Enter the unsettled space of Asian American abstraction
Briefly

Enter the unsettled space of Asian American abstraction
"Wary of being labelled, many Asian Americans once believed that the safest way to enter the art world was by making their identities invisible. But invisibility is fragile. After the Immigration and Nationality Act of 1965-which abolished the discriminatory national quotas that had defined US immigration policy since the 1920s-many Asian artists arrived in New York and entered an art world already defined by hierarchy. For decades thereafter, downplaying identity could feel like survival. But what we try to sidestep is never separate from us."

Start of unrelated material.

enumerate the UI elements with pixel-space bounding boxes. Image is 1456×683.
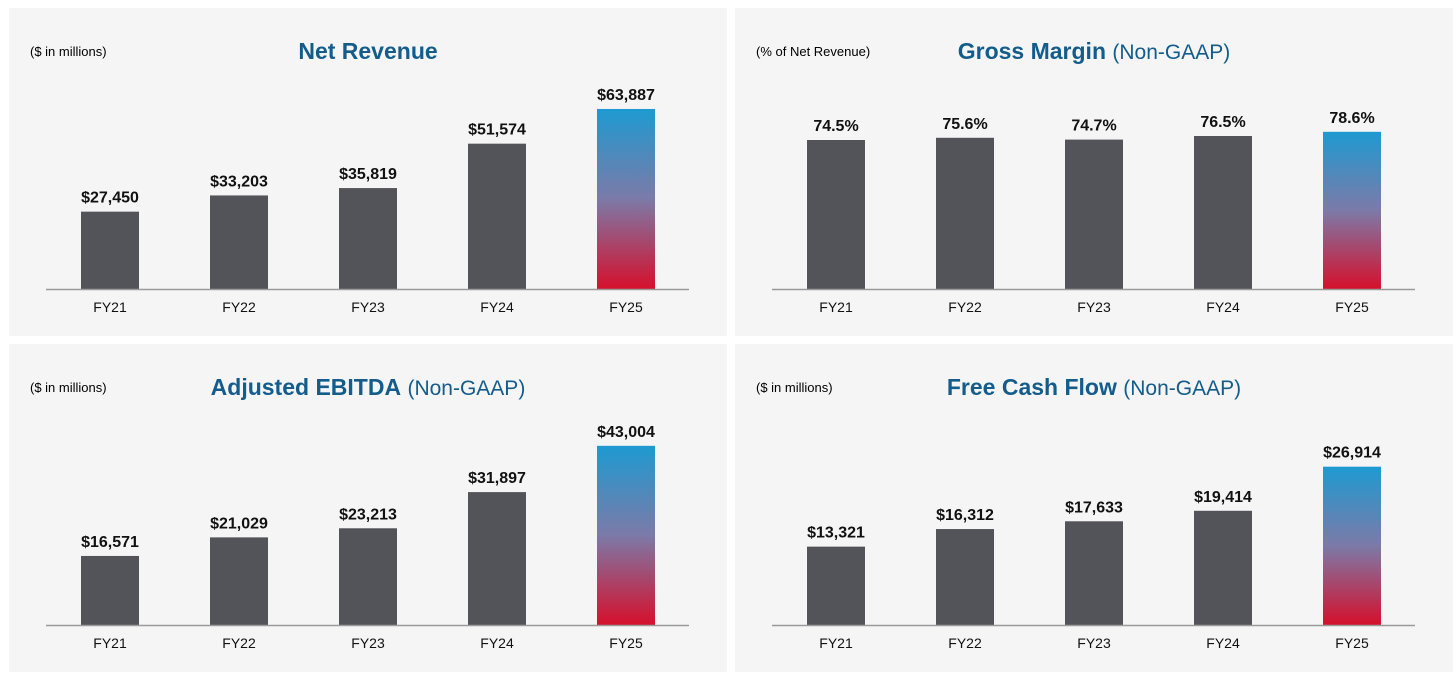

"What is most striking about these works is not what was painted but what was withheld. There is no shared style or manifesto. What emerges instead is a disciplined negotiation with space. It is difficult not to think of liubai (留白)-the principle in Chinese ink painting that treats white space as active, where what remains unpainted suggests sky, mist or breath. The void holds the composition rather than receding from it."
"In Barbara Takenaga's Hovenweep (2016), white marks scatter across a black field as if the surface were expanding in real time. Growing up Japanese American in what she calls "a pretty white community" in Nebraska, the artist remembers that "fitting in was an issue". She rarely thought of "Asianness" in her work. "In hindsight, you can't really take it out of a person," she adds. What endures is not symbolism but structure, an attraction to positive-negative reversals, asymmetry, flatness."
After the 1965 Immigration and Nationality Act removed discriminatory national quotas, many East Asian artists arrived in New York and entered an art world structured by hierarchy. For decades, downplaying identity felt like survival, but identity could not be separated from lived experience. An exhibition titled How Asian Is It? presents twelve pioneering East Asian American abstractionists born between 1928 and 1955, including immigrants and artists born in the United States. The works share no single style or manifesto, instead showing disciplined negotiation with space and the active role of unpainted or withheld areas. Artists use positive-negative reversals, asymmetry, flatness, and structural choices that keep identity present without relying on overt symbolism.